The Supreme Court had been approached by the Delhi government after the High Court quashed Directorate of Education (DoE) orders issued in April and August last year.
The High Court had said the state government could not indefinitely postpone collection of annual fees as it would unreasonably restrict their functioning.
The court also referred to a Supreme Court judgement – involving the Indian School in Rajasthan’s Jodhpur – and said schools could collect fees less 15 per cent – in lieu of unutilised facilities during the relevant period of the 2020/21 academic year.
The court said amounts payable would have to be paid in six monthly installments from June 10.
The order was appealed in the High Court by the Delhi government and others, including students and parents; the contention was that the decision was based on incorrect facts and law.
The Delhi government contended its orders were issued in the larger public interest because the lockdown had triggered a financial crisis for lakhs of parents in the city.
It said “charging fees (by schools) is not the only source of augmenting the income” and that schools, if unregulated, will determine their own fee structure “as per their whims and fancies”. It also said reference to the Supreme Court order was invalid because of differing education laws in the two states.

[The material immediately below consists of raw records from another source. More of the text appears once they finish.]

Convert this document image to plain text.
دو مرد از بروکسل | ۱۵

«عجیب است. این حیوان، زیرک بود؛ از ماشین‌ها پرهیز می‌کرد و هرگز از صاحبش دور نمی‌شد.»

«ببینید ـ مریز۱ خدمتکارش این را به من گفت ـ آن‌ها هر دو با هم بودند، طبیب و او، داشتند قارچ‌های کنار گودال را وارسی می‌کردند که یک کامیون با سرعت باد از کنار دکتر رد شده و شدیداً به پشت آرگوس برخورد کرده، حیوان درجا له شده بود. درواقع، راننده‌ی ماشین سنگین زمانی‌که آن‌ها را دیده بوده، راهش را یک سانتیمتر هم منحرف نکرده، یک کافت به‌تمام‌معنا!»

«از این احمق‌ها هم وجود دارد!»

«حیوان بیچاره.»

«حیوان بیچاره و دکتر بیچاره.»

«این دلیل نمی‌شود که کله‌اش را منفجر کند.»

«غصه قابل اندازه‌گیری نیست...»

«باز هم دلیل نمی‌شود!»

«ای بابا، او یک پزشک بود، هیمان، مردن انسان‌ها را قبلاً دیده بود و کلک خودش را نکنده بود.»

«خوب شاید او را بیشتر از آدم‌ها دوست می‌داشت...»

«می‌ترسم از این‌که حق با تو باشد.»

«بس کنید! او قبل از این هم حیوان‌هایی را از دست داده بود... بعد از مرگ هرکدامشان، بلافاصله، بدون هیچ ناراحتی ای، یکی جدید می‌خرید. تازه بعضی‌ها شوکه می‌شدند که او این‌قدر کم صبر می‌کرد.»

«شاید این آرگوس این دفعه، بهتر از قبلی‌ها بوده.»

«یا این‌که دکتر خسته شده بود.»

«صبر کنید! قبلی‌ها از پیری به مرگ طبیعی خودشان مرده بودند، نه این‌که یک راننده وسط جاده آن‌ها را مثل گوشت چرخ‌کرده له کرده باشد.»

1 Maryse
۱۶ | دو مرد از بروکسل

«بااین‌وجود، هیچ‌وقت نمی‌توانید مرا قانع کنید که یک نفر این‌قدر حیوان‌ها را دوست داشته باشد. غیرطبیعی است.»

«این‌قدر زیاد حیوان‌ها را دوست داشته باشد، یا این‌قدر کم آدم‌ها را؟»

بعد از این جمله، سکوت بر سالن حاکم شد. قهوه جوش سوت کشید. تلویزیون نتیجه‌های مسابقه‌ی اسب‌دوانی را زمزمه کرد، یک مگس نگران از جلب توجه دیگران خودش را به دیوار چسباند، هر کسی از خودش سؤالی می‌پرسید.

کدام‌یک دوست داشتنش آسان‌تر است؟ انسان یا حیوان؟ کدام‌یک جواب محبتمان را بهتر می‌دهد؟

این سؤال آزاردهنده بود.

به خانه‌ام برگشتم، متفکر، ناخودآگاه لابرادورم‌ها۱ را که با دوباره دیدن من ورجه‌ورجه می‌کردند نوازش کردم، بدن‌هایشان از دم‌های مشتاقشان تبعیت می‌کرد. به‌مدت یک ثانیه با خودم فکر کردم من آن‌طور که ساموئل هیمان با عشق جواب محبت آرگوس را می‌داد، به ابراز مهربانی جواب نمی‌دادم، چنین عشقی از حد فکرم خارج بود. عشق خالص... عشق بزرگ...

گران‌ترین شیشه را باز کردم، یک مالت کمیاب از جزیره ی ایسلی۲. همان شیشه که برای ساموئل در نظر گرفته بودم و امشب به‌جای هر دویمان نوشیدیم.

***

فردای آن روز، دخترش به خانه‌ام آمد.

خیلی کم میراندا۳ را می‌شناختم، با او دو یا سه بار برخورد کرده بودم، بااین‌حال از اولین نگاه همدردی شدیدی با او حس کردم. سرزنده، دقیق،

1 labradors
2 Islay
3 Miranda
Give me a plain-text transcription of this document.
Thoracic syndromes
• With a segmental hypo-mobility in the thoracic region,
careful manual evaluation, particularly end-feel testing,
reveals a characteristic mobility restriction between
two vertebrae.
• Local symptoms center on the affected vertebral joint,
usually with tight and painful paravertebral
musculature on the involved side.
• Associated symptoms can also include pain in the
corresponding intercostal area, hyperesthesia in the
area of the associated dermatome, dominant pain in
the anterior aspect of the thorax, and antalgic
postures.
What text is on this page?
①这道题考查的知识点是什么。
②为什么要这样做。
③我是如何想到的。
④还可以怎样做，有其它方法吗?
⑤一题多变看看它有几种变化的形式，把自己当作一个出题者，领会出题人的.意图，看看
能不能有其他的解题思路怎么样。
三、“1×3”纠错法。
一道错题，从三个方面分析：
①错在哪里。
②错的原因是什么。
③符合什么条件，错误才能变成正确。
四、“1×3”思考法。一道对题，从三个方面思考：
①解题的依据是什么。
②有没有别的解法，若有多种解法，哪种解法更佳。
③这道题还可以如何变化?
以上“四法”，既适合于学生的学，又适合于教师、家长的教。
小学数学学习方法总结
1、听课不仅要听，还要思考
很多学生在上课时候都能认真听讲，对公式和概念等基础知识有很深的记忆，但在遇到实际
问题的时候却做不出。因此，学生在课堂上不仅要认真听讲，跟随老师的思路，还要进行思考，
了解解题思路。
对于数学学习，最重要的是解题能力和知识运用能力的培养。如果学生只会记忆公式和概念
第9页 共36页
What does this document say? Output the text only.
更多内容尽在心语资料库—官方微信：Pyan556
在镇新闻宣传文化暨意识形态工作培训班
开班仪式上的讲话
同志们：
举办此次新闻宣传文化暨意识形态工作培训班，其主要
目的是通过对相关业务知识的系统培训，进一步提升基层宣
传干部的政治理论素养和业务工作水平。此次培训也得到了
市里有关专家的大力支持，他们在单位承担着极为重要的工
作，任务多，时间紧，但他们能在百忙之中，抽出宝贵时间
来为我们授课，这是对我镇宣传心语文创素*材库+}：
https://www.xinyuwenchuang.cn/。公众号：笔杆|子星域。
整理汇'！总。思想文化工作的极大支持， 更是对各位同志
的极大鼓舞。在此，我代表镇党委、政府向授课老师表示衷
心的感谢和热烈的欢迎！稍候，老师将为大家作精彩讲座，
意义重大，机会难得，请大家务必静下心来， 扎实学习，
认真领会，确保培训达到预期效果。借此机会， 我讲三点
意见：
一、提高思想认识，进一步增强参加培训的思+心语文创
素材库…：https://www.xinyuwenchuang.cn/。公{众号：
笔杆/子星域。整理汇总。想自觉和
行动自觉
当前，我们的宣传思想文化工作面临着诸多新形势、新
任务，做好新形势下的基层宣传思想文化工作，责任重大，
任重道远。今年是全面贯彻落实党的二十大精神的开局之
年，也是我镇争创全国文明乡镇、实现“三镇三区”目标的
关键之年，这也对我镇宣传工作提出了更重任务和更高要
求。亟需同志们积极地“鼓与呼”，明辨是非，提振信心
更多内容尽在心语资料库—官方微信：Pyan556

Appeals on behalf of the students claimed that establishment costs, like repairing of buildings, administrative expenses, rent and hostel expenses, are not applicable when the schools are closed.
Schools across the country have been closed to physical classes since the pandemic struck, with classes being held online.
The decision on re-opening them had been left to states, most of whom have kept them closed for now, amid fear of a third wave of infections that could target children.
Last week the centre said “we can only have this (re-opening of schools) when a large part of the population is protected” and cautioned against opening schools because daily cases are falling.